First of all, I can tell you about one of our cornerstones, the development of an open and truly hybrid platform. What does it mean for a platform to be truly hybrid? It means that customers don’t have to worry about where to host the data, how to host it, what infrastructure to use… they can focus on processing that data and achieving the highest quality. Cloudera helps them to create this data ecosystem independently of the way the client decides to have it, whether in a private environment, in the cloud or in multicloud.

We provide the tools to interconnect all sources and build data interoperability. Many organisations have siloed systems that have been created that are not able to talk to each other, something our platform achieves.

What’s more, our customers don’t have to work solely with Cloudera – far from it. Being an open platform, we also connect with other data platforms to achieve a unified repository, so that customers can have full control and visibility of all information from a single dashboard.

A second point I would like to stress is that Cloudera is a true hybrid platform, which means that we do not perform any transformation, replication, copying or linking of data unless it is strictly necessary. Our platform works with the data at its source independently of where it is stored.

In this sense, I like to talk about the Open Data Lakehouse, which is something like a fusion of all the best of the architectures that have been appearing over the years to manage information: Data Warehouse, Data Lake and Data Mesh.

Through Apache Iceberg, based on open source, our platform is able to extract the benefits of these architectures without the need to dump data in order to apply advanced analytics on all data repositories.

With the passage of time, everything indicates that the protocol used by Apache Iceberg is the correct one and the one that is being adopted by the industry, with Cloudera being one of the main contributors to this Open Source project.

– What is Cloudera’s vision of artificial intelligence? You have been implementing it in your platform for years, but now we are facing the boom of generative AI. What can you tell us about this great revolution?

Yes, we have been working on AI-based initiatives for a long time, but a year and a half ago there was an explosion around the concept of generative AI that has meant a paradigm shift when it comes to tackling certain projects.

The advances that have taken place are abysmal and we have adopted, once again, Open Source to provide our clients with existing generative AI capabilities, but with the important premise of working in environments where corporate information is not shared, as is the case with the popular ChatGPT.

For us, data is an organisation’s most precious asset, so we are bringing generative AI to the data, not the other way around. We provide the tools so that corporate data doesn’t have to be moved or shared with anyone.

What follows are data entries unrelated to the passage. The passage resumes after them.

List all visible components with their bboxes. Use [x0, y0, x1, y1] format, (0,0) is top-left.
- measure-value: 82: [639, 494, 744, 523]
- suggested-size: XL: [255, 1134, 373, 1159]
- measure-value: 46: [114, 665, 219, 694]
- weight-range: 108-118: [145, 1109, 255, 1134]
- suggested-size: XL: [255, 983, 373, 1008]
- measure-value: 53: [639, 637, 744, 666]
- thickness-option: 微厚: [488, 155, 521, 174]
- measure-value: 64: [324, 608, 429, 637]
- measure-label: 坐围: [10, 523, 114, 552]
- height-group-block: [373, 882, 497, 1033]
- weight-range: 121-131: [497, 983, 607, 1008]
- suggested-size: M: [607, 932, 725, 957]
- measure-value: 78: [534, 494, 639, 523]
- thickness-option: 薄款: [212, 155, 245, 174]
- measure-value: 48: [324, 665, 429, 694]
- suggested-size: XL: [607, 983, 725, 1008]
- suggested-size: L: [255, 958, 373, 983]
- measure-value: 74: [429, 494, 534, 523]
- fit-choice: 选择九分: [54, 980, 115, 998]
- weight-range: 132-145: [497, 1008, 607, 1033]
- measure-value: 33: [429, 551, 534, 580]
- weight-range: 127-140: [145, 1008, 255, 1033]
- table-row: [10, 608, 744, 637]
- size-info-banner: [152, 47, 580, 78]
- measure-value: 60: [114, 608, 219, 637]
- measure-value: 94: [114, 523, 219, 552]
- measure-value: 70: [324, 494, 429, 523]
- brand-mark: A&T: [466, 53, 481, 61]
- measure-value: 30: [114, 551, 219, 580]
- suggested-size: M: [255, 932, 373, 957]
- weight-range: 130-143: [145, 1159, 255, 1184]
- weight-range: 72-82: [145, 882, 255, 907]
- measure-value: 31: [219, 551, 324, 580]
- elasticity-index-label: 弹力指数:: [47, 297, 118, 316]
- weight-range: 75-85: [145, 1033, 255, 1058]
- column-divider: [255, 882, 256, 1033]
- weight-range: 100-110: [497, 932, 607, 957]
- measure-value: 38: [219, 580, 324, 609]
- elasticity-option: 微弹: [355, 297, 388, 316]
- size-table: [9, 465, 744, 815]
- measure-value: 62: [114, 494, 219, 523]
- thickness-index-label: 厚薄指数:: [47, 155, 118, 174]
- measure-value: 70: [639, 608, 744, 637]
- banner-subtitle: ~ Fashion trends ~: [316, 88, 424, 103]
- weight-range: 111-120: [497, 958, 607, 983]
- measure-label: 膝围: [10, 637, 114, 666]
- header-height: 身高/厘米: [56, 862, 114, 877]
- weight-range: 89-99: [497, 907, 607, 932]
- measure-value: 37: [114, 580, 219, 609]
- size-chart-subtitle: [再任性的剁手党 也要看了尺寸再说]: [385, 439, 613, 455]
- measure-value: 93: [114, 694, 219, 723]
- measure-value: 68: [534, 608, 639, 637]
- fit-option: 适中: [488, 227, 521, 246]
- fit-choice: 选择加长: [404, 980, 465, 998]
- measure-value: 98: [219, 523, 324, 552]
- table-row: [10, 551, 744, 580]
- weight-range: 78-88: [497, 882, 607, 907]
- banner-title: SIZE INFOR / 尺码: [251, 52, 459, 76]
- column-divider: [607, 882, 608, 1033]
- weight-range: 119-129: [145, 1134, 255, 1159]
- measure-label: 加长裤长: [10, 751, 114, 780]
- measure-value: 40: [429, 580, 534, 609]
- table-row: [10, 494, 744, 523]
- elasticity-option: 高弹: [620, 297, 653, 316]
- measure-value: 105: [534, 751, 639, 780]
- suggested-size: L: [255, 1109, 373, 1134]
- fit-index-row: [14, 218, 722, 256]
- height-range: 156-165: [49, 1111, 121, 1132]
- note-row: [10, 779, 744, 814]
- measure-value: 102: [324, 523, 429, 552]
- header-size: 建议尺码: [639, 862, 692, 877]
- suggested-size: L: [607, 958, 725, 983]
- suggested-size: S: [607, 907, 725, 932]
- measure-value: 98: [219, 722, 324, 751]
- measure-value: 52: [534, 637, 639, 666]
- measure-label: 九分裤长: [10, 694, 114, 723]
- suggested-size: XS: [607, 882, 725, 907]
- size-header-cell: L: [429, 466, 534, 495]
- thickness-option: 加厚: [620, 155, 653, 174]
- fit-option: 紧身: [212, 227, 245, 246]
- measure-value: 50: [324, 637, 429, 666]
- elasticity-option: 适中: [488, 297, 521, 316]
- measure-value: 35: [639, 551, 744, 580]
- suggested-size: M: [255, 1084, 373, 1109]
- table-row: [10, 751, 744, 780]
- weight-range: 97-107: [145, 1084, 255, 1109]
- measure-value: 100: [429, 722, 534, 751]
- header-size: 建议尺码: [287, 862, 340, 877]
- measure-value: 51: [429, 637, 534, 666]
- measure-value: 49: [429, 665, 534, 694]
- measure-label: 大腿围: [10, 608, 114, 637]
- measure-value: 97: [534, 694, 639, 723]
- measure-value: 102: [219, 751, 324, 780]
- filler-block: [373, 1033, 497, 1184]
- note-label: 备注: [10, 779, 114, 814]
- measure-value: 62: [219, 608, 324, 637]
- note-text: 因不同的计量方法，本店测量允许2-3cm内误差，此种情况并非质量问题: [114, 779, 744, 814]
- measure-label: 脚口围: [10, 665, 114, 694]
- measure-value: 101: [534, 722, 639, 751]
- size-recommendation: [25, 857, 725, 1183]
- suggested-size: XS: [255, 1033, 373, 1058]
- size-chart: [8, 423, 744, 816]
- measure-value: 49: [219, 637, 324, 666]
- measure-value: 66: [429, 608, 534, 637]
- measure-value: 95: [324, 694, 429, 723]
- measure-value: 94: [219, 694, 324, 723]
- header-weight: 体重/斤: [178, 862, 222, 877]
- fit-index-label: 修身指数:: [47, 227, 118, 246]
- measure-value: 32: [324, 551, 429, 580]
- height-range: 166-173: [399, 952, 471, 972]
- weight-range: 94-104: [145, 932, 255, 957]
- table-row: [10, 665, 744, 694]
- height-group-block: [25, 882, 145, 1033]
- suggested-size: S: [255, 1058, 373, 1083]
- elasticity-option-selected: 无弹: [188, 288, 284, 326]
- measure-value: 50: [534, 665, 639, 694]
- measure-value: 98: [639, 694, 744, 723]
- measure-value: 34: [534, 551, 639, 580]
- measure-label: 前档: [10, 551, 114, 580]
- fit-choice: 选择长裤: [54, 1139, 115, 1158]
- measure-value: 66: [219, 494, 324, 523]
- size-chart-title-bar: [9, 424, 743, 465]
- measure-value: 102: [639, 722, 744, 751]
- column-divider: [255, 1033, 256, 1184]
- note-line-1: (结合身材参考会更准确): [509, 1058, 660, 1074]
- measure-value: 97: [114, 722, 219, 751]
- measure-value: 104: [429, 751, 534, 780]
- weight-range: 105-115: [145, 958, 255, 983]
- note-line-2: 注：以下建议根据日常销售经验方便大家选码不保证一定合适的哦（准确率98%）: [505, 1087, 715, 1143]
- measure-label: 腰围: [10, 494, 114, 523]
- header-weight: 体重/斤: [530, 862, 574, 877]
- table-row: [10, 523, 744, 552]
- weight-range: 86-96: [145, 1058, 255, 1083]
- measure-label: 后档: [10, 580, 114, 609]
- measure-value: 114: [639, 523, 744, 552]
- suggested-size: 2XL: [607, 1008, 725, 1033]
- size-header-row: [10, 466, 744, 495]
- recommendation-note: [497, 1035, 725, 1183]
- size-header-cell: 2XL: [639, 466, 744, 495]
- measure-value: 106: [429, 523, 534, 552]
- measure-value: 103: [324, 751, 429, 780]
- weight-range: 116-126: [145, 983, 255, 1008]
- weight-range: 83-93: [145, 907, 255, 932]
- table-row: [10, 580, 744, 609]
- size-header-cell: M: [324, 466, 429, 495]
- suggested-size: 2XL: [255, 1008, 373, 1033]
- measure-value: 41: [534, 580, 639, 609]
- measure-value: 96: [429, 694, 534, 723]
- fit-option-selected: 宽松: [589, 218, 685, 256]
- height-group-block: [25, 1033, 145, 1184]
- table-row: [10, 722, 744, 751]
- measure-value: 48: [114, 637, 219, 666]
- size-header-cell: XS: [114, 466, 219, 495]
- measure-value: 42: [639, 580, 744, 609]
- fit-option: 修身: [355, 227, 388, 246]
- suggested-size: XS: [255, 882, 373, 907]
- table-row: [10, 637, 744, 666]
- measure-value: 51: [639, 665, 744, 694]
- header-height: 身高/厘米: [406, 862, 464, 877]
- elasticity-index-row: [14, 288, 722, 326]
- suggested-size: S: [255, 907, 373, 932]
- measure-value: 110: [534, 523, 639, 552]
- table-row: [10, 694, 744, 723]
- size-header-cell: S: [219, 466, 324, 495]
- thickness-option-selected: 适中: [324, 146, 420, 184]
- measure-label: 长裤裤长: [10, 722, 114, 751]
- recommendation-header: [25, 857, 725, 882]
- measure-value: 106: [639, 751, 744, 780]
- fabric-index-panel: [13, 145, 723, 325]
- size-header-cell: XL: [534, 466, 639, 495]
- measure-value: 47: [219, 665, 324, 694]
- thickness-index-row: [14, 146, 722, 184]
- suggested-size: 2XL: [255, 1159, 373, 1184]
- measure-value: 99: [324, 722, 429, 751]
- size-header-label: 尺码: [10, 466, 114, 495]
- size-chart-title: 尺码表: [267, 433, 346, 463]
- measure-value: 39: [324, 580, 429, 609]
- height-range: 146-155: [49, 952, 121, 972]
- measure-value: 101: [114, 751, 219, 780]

Organisations that want to make use of these technologies can incorporate the big language models (LLMs) already created and those open source-based tools into our platform so that they are combined with the information without a single bit leaving the corporate environment.

– Another challenge facing organisations is talent acquisition and management. How does Cloudera tackle this problem?

Indeed, it is a very important challenge. Cloudera advocates open source software, something that opens up a range of possibilities if we consider the number of skilled professionals that cannot be found when developing proprietary technologies that require specific training.

For us, betting on Open Source from the beginning is the only way to find professionals and resources. Those who are trained in free software know that they will be able to apply it to any field and in practically any company.

Even so, talent management is complicated. We have to focus a lot on continuous training and that is what we pass on to our clients, helping them to achieve this continuity. We have a training plan and we are also working with governmental organisations such as the SEPE or the Community of Madrid to help train talent. In the private sector, we have specific partners in Spain with a high training capacity with whom we work to develop these training plans.